Normalement, je ne suis pas très caritatif. Mais d’abord on m’avait gentiment demandé de venir et puis ensuite, en amateur éclairé de causes perdues, je suis avec intérêt et amusement les pérégrinations des desperados humanistes de “Solidarité-Kosovo”. En particulier, j’avais beaucoup aimé que, suite à la fermeture d’une salle de boxe dans la banlieue grenobloise, Arnaud Borella et ses camarades récupèrent tous le matos, ring compris, pour l’expédier à Triffouillitch-les-Oies, au fin fond des dernières enclaves serbes du Kosovo. Convoyer des punching-balls ou des culottes Everlast, ça vous a quand même plus d’allure que de refiler aux mioches du bout du monde des vieilles barboteuses Absorba mitées ou des cartables troués avec Maya l’abeille dessus.

Je m’apprêtai donc à aller gentiment à la Mairie du XVIIe, histoire de verser trois thunes et de m’extasier avec tous les autres visiteurs sur les dessins des marmots serbo-kosovars. Je suis prêt à rudoyer pas mal de tabous, mais tout de même pas celui qui veut que tous les enfants aient du talent.

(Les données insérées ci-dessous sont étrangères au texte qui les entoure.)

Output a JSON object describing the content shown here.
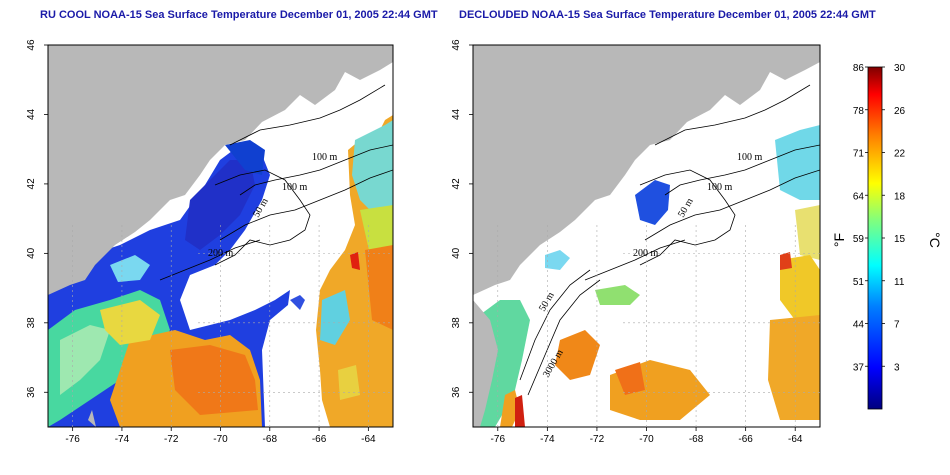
{
  "panels": [
    {
      "id": "cool",
      "title": "RU COOL NOAA-15 Sea Surface Temperature December 01, 2005 22:44 GMT",
      "contour_labels": [
        "100 m",
        "100 m",
        "50 m",
        "200 m"
      ]
    },
    {
      "id": "declouded",
      "title": "DECLOUDED NOAA-15 Sea Surface Temperature December 01, 2005 22:44 GMT",
      "contour_labels": [
        "100 m",
        "100 m",
        "50 m",
        "200 m",
        "50 m",
        "3000 m"
      ]
    }
  ],
  "axes": {
    "lon_ticks": [
      "-76",
      "-74",
      "-72",
      "-70",
      "-68",
      "-66",
      "-64"
    ],
    "lat_ticks": [
      "46",
      "44",
      "42",
      "40",
      "38",
      "36"
    ],
    "lon_range": [
      -77,
      -63
    ],
    "lat_range": [
      35,
      46
    ]
  },
  "colorbar": {
    "fahrenheit_label": "°F",
    "celsius_label": "°C",
    "fahrenheit_ticks": [
      "86",
      "78",
      "71",
      "64",
      "59",
      "51",
      "44",
      "37"
    ],
    "celsius_ticks": [
      "30",
      "26",
      "22",
      "18",
      "15",
      "11",
      "7",
      "3"
    ],
    "range_c": [
      0,
      30
    ],
    "colors": [
      "#00007f",
      "#0000ff",
      "#007fff",
      "#00ffff",
      "#7fff7f",
      "#ffff00",
      "#ff7f00",
      "#ff0000",
      "#7f0000"
    ]
  },
  "colors": {
    "land": "#b8b8b8",
    "ocean_nodata": "#ffffff",
    "contour": "#000000",
    "grid": "#aaaaaa",
    "title": "#1a1aa8"
  }
}
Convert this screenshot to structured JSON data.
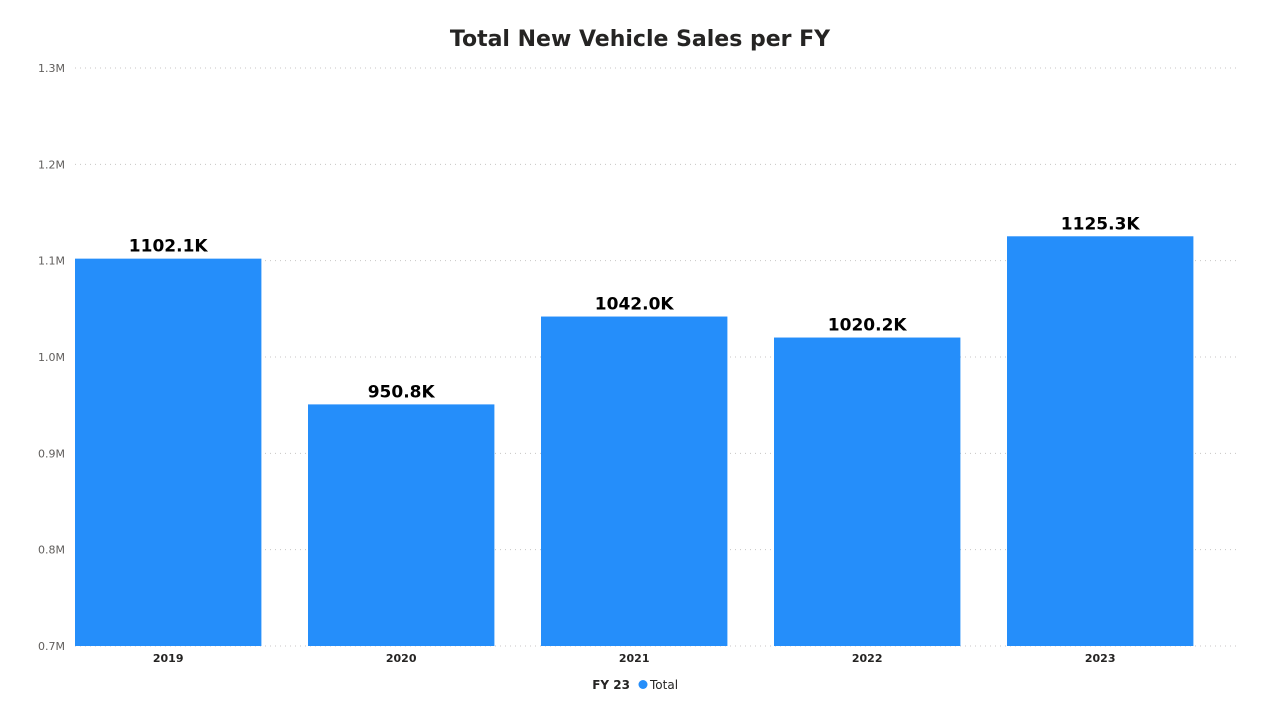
{
  "chart_data": {
    "type": "bar",
    "title": "Total New Vehicle Sales per FY",
    "xlabel": "",
    "ylabel": "",
    "categories": [
      "2019",
      "2020",
      "2021",
      "2022",
      "2023"
    ],
    "series": [
      {
        "name": "Total",
        "values": [
          1102100,
          950800,
          1042000,
          1020200,
          1125300
        ],
        "data_labels": [
          "1102.1K",
          "950.8K",
          "1042.0K",
          "1020.2K",
          "1125.3K"
        ],
        "color": "#258EFA"
      }
    ],
    "ylim": [
      700000,
      1300000
    ],
    "y_ticks": [
      700000,
      800000,
      900000,
      1000000,
      1100000,
      1200000,
      1300000
    ],
    "y_tick_labels": [
      "0.7M",
      "0.8M",
      "0.9M",
      "1.0M",
      "1.1M",
      "1.2M",
      "1.3M"
    ],
    "grid": true,
    "legend": {
      "title": "FY 23",
      "placement": "bottom-center"
    }
  }
}
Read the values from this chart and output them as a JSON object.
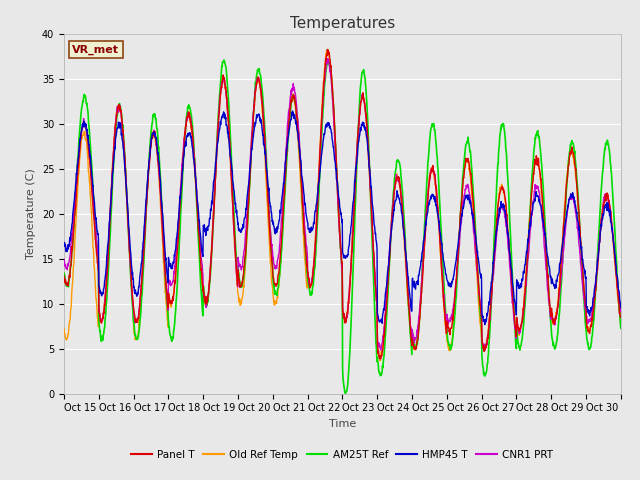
{
  "title": "Temperatures",
  "xlabel": "Time",
  "ylabel": "Temperature (C)",
  "annotation": "VR_met",
  "ylim": [
    0,
    40
  ],
  "fig_bg": "#e8e8e8",
  "plot_bg": "#e8e8e8",
  "series": {
    "Panel T": {
      "color": "#dd0000",
      "lw": 1.0,
      "zorder": 4
    },
    "Old Ref Temp": {
      "color": "#ff9900",
      "lw": 1.0,
      "zorder": 3
    },
    "AM25T Ref": {
      "color": "#00dd00",
      "lw": 1.2,
      "zorder": 3
    },
    "HMP45 T": {
      "color": "#0000cc",
      "lw": 1.0,
      "zorder": 5
    },
    "CNR1 PRT": {
      "color": "#cc00cc",
      "lw": 1.0,
      "zorder": 3
    }
  },
  "xtick_labels": [
    "Oct 15",
    "Oct 16",
    "Oct 17",
    "Oct 18",
    "Oct 19",
    "Oct 20",
    "Oct 21",
    "Oct 22",
    "Oct 23",
    "Oct 24",
    "Oct 25",
    "Oct 26",
    "Oct 27",
    "Oct 28",
    "Oct 29",
    "Oct 30"
  ],
  "ytick_vals": [
    0,
    5,
    10,
    15,
    20,
    25,
    30,
    35,
    40
  ],
  "grid_color": "#ffffff",
  "grid_lw": 0.8,
  "title_fontsize": 11,
  "axis_label_fontsize": 8,
  "tick_fontsize": 7,
  "days": 16,
  "pts_per_day": 96,
  "peaks_main": [
    30,
    32,
    29,
    31,
    35,
    35,
    33,
    38,
    33,
    24,
    25,
    26,
    23,
    26,
    27,
    22
  ],
  "troughs_main": [
    12,
    8,
    8,
    10,
    10,
    12,
    12,
    12,
    8,
    4,
    5,
    7,
    5,
    7,
    8,
    7
  ],
  "peaks_old": [
    29,
    32,
    29,
    31,
    35,
    35,
    33,
    38,
    33,
    24,
    25,
    26,
    23,
    26,
    27,
    22
  ],
  "troughs_old": [
    6,
    8,
    6,
    10,
    10,
    10,
    10,
    12,
    8,
    4,
    5,
    5,
    5,
    7,
    8,
    7
  ],
  "peaks_am25": [
    33,
    32,
    31,
    32,
    37,
    36,
    33,
    37,
    36,
    26,
    30,
    28,
    30,
    29,
    28,
    28
  ],
  "troughs_am25": [
    12,
    6,
    6,
    6,
    10,
    12,
    11,
    11,
    0,
    2,
    5,
    5,
    2,
    5,
    5,
    5
  ],
  "peaks_hmp": [
    30,
    30,
    29,
    29,
    31,
    31,
    31,
    30,
    30,
    22,
    22,
    22,
    21,
    22,
    22,
    21
  ],
  "troughs_hmp": [
    16,
    11,
    11,
    14,
    18,
    18,
    18,
    18,
    15,
    8,
    12,
    12,
    8,
    12,
    12,
    9
  ],
  "peaks_cnr": [
    30,
    32,
    29,
    31,
    35,
    35,
    34,
    37,
    33,
    24,
    25,
    23,
    21,
    23,
    22,
    22
  ],
  "troughs_cnr": [
    14,
    8,
    8,
    12,
    10,
    14,
    14,
    12,
    8,
    5,
    6,
    8,
    5,
    7,
    8,
    8
  ]
}
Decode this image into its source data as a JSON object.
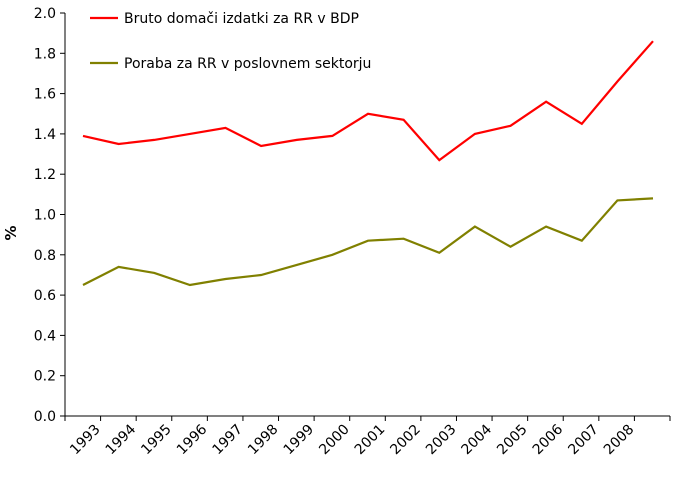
{
  "chart_data": {
    "type": "line",
    "categories": [
      "1993",
      "1994",
      "1995",
      "1996",
      "1997",
      "1998",
      "1999",
      "2000",
      "2001",
      "2002",
      "2003",
      "2004",
      "2005",
      "2006",
      "2007",
      "2008"
    ],
    "x": [
      1993,
      1993.5,
      1994,
      1994.5,
      1995,
      1995.5,
      1996,
      1996.5,
      1997,
      1997.5,
      1998,
      1998.5,
      1999,
      1999.5,
      2000,
      2000.5,
      2001,
      2001.5,
      2002,
      2002.5,
      2003,
      2003.5,
      2004,
      2004.5,
      2005,
      2005.5,
      2006,
      2006.5,
      2007,
      2007.5,
      2008,
      2008.5
    ],
    "series": [
      {
        "name": "Bruto domači izdatki za RR v BDP",
        "color": "#ff0000",
        "x": [
          1993,
          1994,
          1995,
          1996,
          1997,
          1998,
          1999,
          2000,
          2001,
          2002,
          2003,
          2004,
          2005,
          2006,
          2007,
          2008,
          2009
        ],
        "values": [
          1.39,
          1.35,
          1.37,
          1.4,
          1.43,
          1.34,
          1.37,
          1.39,
          1.5,
          1.47,
          1.27,
          1.4,
          1.44,
          1.56,
          1.45,
          1.66,
          1.86
        ]
      },
      {
        "name": "Poraba za RR v poslovnem sektorju",
        "color": "#808000",
        "x": [
          1993,
          1994,
          1995,
          1996,
          1997,
          1998,
          1999,
          2000,
          2001,
          2002,
          2003,
          2004,
          2005,
          2006,
          2007,
          2008,
          2009
        ],
        "values": [
          0.65,
          0.74,
          0.71,
          0.65,
          0.68,
          0.7,
          0.75,
          0.8,
          0.87,
          0.88,
          0.81,
          0.94,
          0.84,
          0.94,
          0.87,
          1.07,
          1.08
        ]
      }
    ],
    "ylabel": "%",
    "xlabel": "",
    "ylim": [
      0.0,
      2.0
    ],
    "yticks": [
      "0.0",
      "0.2",
      "0.4",
      "0.6",
      "0.8",
      "1.0",
      "1.2",
      "1.4",
      "1.6",
      "1.8",
      "2.0"
    ],
    "grid": false,
    "legend": "top-left"
  }
}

Mais non, finalement, je n’irai pas à la Mairie du XVIIe, j’irai au cinéma, voir Le bon, la brute et le cinglé, si ça se joue encore, ou sinon j’irai rererevoir The Big Lebowski, qui repasse ce dimanche au Champo. Parce que figurez-vous que Mme Brigitte Kuster, maire UMP dudit arrondissement, a annulé ladite expo. Elle l’a annulé alors que les 50 dessins étaient déjà accrochés dans la salle des fêtes, que des milliers d’invitations étaient déjà parties dans toute la France et que trente-six ambassadeurs avaient été invités au vernissage, plusieurs d’entre eux ayant confirmé leur présence. Motif de cette interdiction de dernière minute ? Mme Brigitte Kuster semble avoir découvert la veille de l’inauguration que cette expo était « politique ». Le programme de l’expo, des débats et des comptes-rendus d’action humanitaires était pourtant arrêté – et négocié avec la mairie – depuis plusieurs semaines.

Oui, mais voilà : quelqu’un a semble-t-il signalé à Mme le Maire UMP que l’association “Vérité et Justice” avait édité, il a six ans, Ma vérité, un livre de Slobodan Milosevic. Et les enfants serbes furent donc privés d’expo, les bénévoles ont été priés de remballer sur-le-champ les dessins qui déshonoraient l’édifice public. Non mais !

J’en déduis d’abord que Mme Brigitte Kuster est une abrutie. J’en déduis aussi que si l’UMP n’exclut pas illico de ses rangs cette censeuse, elle prouvera, si besoin était, sa nature foncière de parti d’abrutis. J’en déduis enfin que le mec qui dans Causeur a apporté son soutien aux mêmes élus UMP du XVIIe, quand ils bataillaient il y a quelques mois contre Delanoë pour imposer une place Alexandre-Soljenitsyne dans leur arrondissement et qui a bêtement cru qu’ils le faisaient par amour de la liberté d’expression, en l’occurrence un certain Marc Cohen, est lui aussi un abruti de première.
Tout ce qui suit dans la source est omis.